Novel Cell Type–Specific Antiviral Mechanism of Interferon γ Action in Macrophages

Abstract

Interferon (IFN)-γ and macrophages (Mϕ) play key roles in acute, persistent, and latent murine cytomegalovirus (MCMV) infection. IFN-γ mechanisms were compared in embryonic fibroblasts (MEFs) and bone marrow Mϕ (BMMϕ). IFN-γ inhibited MCMV replication in a signal transducer and activator of transcription (STAT)-1α–dependent manner much more effectively in BMMϕ (∼100-fold) than MEF (5–10-fold). Although initial STAT-1α activation by IFN-γ was equivalent in MEF and BMMϕ, microarray analysis demonstrated that IFN-γ regulates different sets of genes in BMMϕ compared with MEFs. IFN-γ inhibition of MCMV growth was independent of known mechanisms involving IFN-α/β, tumor necrosis factor α, inducible nitric oxide synthase, protein kinase RNA activated (PKR), RNaseL, and Mx1, and did not involve IFN-γ–induced soluble mediators. To characterize this novel mechanism, we identified the viral targets of IFN-γ action, which differed in MEF and BMMϕ. In BMMϕ, IFN-γ reduced immediate early 1 (IE1) mRNA during the first 3 h of infection, and significantly reduced IE1 protein expression for 96 h.
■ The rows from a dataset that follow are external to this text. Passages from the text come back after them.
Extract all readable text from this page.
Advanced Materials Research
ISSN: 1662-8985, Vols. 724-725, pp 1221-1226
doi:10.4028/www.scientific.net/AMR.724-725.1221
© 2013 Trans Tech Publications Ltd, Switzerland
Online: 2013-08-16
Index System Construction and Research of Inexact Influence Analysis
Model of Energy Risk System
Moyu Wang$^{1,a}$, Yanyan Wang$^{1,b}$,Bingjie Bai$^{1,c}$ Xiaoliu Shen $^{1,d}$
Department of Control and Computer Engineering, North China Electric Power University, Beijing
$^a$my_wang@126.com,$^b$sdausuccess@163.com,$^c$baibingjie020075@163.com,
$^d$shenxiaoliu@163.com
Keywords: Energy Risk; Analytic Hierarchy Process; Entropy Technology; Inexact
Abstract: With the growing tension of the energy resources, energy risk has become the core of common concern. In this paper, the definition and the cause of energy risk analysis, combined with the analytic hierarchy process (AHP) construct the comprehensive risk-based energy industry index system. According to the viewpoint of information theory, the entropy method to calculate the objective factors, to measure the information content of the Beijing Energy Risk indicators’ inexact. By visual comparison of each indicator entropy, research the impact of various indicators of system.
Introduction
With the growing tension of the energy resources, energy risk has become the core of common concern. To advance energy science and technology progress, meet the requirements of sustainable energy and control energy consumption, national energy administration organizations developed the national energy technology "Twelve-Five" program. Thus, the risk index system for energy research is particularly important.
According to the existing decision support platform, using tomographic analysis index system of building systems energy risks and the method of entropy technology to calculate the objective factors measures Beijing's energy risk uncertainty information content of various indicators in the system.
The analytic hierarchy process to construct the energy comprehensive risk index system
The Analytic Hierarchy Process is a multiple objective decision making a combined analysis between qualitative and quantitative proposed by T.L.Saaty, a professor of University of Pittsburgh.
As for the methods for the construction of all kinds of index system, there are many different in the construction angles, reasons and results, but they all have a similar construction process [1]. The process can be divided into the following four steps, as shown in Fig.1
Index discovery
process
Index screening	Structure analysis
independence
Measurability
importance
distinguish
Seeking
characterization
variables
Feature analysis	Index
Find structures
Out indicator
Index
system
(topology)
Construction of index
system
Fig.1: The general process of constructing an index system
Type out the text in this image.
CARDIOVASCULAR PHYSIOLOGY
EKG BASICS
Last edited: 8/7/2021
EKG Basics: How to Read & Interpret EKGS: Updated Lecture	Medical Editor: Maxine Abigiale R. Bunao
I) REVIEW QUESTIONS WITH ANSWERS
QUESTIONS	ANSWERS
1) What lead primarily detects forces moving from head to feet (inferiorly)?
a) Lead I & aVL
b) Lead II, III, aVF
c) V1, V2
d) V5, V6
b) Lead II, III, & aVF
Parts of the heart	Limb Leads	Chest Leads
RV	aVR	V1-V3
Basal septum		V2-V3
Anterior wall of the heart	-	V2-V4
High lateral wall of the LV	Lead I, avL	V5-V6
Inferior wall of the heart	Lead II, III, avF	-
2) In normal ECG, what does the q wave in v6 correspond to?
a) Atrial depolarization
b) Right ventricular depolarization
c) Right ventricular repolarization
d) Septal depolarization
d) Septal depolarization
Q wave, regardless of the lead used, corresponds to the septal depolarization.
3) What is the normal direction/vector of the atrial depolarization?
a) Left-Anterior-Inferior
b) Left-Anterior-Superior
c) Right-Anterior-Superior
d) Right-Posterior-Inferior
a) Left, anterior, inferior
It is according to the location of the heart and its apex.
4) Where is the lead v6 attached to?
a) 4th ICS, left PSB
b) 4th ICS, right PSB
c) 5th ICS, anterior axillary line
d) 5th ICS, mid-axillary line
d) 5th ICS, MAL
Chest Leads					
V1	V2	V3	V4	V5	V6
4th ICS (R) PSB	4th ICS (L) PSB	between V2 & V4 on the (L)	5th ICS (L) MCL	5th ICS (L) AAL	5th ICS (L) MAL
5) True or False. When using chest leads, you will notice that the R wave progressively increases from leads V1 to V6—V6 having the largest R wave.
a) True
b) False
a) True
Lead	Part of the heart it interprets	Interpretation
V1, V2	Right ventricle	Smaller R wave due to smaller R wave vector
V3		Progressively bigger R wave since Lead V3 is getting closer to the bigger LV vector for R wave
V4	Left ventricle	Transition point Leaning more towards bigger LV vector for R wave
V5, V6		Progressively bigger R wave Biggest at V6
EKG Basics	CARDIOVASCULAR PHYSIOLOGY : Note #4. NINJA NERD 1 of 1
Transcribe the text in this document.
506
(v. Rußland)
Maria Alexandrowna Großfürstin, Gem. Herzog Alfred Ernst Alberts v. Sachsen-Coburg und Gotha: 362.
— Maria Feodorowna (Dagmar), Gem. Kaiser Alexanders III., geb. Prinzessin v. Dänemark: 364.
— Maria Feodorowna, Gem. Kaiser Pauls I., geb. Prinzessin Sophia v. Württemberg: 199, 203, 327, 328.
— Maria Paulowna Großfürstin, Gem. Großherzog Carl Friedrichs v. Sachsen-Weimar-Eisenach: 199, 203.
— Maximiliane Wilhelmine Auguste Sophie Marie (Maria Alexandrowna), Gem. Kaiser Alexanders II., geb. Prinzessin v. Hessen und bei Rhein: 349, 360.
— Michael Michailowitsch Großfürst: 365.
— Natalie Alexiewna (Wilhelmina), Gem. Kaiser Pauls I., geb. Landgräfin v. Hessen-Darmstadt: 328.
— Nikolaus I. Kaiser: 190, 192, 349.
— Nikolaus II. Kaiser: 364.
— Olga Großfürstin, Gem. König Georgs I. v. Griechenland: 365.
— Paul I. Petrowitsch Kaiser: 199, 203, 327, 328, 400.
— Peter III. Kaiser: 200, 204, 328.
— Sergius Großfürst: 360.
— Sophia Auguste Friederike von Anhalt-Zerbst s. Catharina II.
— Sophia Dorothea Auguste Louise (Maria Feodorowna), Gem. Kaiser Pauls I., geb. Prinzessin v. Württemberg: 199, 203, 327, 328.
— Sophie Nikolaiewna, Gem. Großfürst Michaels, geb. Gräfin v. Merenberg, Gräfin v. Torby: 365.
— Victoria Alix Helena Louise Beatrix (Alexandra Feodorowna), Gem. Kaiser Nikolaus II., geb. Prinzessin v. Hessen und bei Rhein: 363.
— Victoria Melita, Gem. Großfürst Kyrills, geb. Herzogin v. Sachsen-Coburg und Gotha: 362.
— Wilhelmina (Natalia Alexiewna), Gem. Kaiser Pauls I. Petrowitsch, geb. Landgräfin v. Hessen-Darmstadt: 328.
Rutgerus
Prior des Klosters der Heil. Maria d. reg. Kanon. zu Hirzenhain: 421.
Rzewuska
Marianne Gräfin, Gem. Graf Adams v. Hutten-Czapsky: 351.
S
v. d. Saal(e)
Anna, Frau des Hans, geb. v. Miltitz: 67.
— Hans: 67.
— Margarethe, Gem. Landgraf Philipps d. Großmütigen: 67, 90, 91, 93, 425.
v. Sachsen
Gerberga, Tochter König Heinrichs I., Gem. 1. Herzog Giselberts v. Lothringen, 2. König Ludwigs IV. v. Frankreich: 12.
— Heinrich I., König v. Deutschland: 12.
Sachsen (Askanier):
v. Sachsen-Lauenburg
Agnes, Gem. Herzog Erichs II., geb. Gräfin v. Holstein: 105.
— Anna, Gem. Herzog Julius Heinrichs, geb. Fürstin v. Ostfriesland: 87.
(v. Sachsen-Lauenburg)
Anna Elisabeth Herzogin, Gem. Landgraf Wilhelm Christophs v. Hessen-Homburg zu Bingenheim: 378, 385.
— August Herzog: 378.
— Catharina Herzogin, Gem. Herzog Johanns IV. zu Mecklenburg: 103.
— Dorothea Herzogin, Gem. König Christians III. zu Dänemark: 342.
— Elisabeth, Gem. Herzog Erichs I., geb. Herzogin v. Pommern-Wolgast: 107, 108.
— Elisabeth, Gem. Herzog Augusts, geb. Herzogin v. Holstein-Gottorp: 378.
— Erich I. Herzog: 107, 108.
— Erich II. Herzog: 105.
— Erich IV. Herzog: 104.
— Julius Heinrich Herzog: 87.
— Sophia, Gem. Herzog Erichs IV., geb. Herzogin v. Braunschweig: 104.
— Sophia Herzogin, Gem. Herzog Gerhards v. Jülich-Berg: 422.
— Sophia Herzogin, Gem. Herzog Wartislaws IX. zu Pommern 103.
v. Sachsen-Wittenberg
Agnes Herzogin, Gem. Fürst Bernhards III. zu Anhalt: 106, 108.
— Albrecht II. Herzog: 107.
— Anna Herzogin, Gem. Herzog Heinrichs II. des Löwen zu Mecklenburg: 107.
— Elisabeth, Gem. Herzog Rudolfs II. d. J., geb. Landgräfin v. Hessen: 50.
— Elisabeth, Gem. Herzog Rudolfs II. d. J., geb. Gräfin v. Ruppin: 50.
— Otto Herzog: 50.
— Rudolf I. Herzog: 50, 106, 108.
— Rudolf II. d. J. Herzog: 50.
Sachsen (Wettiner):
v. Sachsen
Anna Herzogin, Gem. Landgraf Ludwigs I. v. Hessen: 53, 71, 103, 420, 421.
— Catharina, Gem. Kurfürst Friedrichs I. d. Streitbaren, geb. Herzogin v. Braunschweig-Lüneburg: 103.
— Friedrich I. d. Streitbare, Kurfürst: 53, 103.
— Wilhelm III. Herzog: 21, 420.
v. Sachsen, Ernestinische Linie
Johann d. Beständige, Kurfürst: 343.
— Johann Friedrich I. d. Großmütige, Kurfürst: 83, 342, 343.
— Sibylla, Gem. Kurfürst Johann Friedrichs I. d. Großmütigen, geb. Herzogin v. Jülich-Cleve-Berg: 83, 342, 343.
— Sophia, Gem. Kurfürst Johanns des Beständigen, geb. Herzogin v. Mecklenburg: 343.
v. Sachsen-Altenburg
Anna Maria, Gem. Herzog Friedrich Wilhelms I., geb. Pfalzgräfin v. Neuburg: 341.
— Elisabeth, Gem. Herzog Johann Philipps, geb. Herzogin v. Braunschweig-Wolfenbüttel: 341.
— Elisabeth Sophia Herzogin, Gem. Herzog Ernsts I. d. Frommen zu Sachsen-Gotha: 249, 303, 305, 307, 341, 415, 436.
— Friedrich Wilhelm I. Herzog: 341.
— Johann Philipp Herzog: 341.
Effects of IFN-γ on IE1 protein expression were independent of RNaseL and PKR. In contrast, IFN-γ had no significant effects on IE1 protein or mRNA expression in MEFs, but did decrease late gene mRNA expression. These studies in primary cells define a novel mechanism of IFN-γ action restricted to Mϕ, a cell type key for MCMV pathogenesis and latency.